我已经添加了代码，以便在数据/变量无用时立即清除内存。一做好，我也会马上把游泳池关起来。对于14 GB的输入，我原本预计只有2*14 GB的内存负担，但是看起来有很多问题。我还尝试使用chunkSize and maxTaskPerChild, etc进行调整，但我没有看到两个测试与大文件在优化方面有什么不同。

我认为当我启动multiprocessing时，需要在此代码位置改进此代码。

p = Pool(3) # number of pool to run at once; default at 1 result = p.map(matrix_to_vcf, list(gen_matrix_df_list.values())) 但是，我要发布整个代码。

测试示例：我创建了一个大小为250mb的测试文件("genome_Matrix_inal-chr1234-1mb.txt")，并运行了该程序。当我检查系统监视器时，我可以看到内存消耗增加了大约6 GB。我不太清楚为什么250MB的文件加上一些输出占用了这么多的内存空间。我已经通过Dropbox分享了那个文件，如果它有助于看到真正的问题。https://www.dropbox.com/sh/coihujii38t5prd/AABDXv8ACGIYczeMtzKBo0eea?dl=0

有没有人能建议一下，我怎样才能摆脱这个问题？

我的python脚本：

#!/home/bin/python3

import pandas as pd
import collections
from multiprocessing import Pool
import io
import time
import resource

print()
print('Checking required modules')
print()


''' change this input file name and/or path as need be '''
genome_matrix_file = "genome_matrix_final-chr1n2-2mb.txt"   # test file 01
genome_matrix_file = "genome_matrix_final-chr1234-1mb.txt"  # test file 02
#genome_matrix_file = "genome_matrix_final.txt"    # large file 

def main():
    with open("genome_matrix_header.txt") as header:
        header = header.read().rstrip('
').split('	')
        print()

    time01 = time.time()
    print('starting time: ', time01)

    '''load the genome matrix file onto pandas as dataframe.
    This makes is more easy for multiprocessing'''
    gen_matrix_df = pd.read_csv(genome_matrix_file, sep='	', names=header)

    # now, group the dataframe by chromosome/contig - so it can be multiprocessed
    gen_matrix_df = gen_matrix_df.groupby('CHROM')

    # store the splitted dataframes as list of key, values(pandas dataframe) pairs
    # this list of dataframe will be used while multiprocessing
    gen_matrix_df_list = collections.OrderedDict()
    for chr_, data in gen_matrix_df:
        gen_matrix_df_list[chr_] = data

    # clear memory
    del gen_matrix_df

    '''Now, pipe each dataframe from the list using map.Pool() '''
    p = Pool(3)  # number of pool to run at once; default at 1
    result = p.map(matrix_to_vcf, list(gen_matrix_df_list.values()))

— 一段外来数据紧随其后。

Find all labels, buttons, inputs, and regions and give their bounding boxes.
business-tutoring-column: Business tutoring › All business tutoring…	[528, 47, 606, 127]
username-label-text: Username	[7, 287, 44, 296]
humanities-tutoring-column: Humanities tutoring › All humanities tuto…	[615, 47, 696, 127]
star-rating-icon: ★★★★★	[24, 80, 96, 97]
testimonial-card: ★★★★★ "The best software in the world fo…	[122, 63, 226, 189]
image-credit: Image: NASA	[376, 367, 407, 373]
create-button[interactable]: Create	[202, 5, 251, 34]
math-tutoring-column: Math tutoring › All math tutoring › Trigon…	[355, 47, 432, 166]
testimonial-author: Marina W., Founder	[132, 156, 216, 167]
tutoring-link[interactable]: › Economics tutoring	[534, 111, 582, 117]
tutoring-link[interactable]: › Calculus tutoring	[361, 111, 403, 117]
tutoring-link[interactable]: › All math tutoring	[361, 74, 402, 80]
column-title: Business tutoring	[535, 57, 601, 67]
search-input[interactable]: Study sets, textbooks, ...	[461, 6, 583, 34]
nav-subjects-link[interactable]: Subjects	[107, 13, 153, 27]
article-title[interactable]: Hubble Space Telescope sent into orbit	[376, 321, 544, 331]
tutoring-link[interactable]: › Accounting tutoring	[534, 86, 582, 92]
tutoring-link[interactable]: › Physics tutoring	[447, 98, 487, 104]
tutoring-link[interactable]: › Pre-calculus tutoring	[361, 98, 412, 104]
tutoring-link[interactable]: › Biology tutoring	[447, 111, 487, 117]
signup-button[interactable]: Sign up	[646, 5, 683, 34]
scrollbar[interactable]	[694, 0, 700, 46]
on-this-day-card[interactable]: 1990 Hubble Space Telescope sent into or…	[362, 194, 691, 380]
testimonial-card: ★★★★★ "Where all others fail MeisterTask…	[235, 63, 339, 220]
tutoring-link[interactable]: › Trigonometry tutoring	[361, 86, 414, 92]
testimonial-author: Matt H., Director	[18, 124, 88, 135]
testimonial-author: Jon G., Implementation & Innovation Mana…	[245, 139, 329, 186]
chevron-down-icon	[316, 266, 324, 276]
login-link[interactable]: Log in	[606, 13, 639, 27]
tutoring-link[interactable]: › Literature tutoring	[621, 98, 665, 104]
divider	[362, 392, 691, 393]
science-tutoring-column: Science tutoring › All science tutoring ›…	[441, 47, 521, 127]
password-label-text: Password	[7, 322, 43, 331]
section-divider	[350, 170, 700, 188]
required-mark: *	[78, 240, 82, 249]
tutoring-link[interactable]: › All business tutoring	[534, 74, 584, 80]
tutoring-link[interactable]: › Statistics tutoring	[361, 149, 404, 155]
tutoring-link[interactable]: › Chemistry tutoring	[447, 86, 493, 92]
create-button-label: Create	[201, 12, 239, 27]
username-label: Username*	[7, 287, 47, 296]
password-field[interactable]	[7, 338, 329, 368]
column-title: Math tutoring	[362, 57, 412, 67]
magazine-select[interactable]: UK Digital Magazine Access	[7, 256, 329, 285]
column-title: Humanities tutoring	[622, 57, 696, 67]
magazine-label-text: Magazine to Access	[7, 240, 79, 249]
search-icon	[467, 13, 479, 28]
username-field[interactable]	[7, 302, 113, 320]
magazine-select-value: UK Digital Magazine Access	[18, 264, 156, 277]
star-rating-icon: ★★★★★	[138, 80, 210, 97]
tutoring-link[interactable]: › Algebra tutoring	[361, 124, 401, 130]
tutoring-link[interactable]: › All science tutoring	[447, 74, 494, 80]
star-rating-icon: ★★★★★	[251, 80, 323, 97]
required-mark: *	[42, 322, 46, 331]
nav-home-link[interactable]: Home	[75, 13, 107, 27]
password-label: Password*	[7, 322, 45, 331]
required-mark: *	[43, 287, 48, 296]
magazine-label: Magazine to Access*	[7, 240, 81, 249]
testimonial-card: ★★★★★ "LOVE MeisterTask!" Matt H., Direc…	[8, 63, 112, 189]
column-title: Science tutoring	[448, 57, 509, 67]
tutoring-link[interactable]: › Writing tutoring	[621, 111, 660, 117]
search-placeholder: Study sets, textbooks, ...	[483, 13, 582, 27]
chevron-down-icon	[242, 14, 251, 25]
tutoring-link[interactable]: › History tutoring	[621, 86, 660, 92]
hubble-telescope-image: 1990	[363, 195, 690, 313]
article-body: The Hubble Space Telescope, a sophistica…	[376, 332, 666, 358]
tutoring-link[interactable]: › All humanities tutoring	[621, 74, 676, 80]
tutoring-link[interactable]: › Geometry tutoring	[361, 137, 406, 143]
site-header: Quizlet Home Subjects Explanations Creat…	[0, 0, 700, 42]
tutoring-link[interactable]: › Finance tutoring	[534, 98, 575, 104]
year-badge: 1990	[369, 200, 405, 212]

    del gen_matrix_df_list  # clear memory

    p.close()
    p.join()


    # concat the results from pool.map() and write it to a file
    result_merged = pd.concat(result)
    del result  # clear memory

    pd.DataFrame.to_csv(result_merged, "matrix_to_haplotype-chr1n2.txt", sep='	', header=True, index=False)

    print()
    print('completed all process in "%s" sec. ' % (time.time() - time01))
    print('Global maximum memory usage: %.2f (mb)' % current_mem_usage())
    print()


'''function to convert the dataframe from genome matrix to desired output '''
def matrix_to_vcf(matrix_df):

    print()
    time02 = time.time()

    # index position of the samples in genome matrix file
    sample_idx = [{'10a': 33, '10b': 18}, {'13a': 3, '13b': 19},
                    {'14a': 20, '14b': 4}, {'16a': 5, '16b': 21},
                    {'17a': 6, '17b': 22}, {'23a': 7, '23b': 23},
                    {'24a': 8, '24b': 24}, {'25a': 25, '25b': 9},
                    {'26a': 10, '26b': 26}, {'34a': 11, '34b': 27},
                    {'35a': 12, '35b': 28}, {'37a': 13, '37b': 29},
                    {'38a': 14, '38b': 30}, {'3a': 31, '3b': 15},
                    {'8a': 32, '8b': 17}]

    # sample index stored as ordered dictionary
    sample_idx_ord_list = []
    for ids in sample_idx:
        ids = collections.OrderedDict(sorted(ids.items()))
        sample_idx_ord_list.append(ids)


    # for haplotype file
    header = ['contig', 'pos', 'ref', 'alt']

    # adding some suffixes "PI" to available sample names
    for item in sample_idx_ord_list:
        ks_update = ''
        for ks in item.keys():
            ks_update += ks
        header.append(ks_update+'_PI')
        header.append(ks_update+'_PG_al')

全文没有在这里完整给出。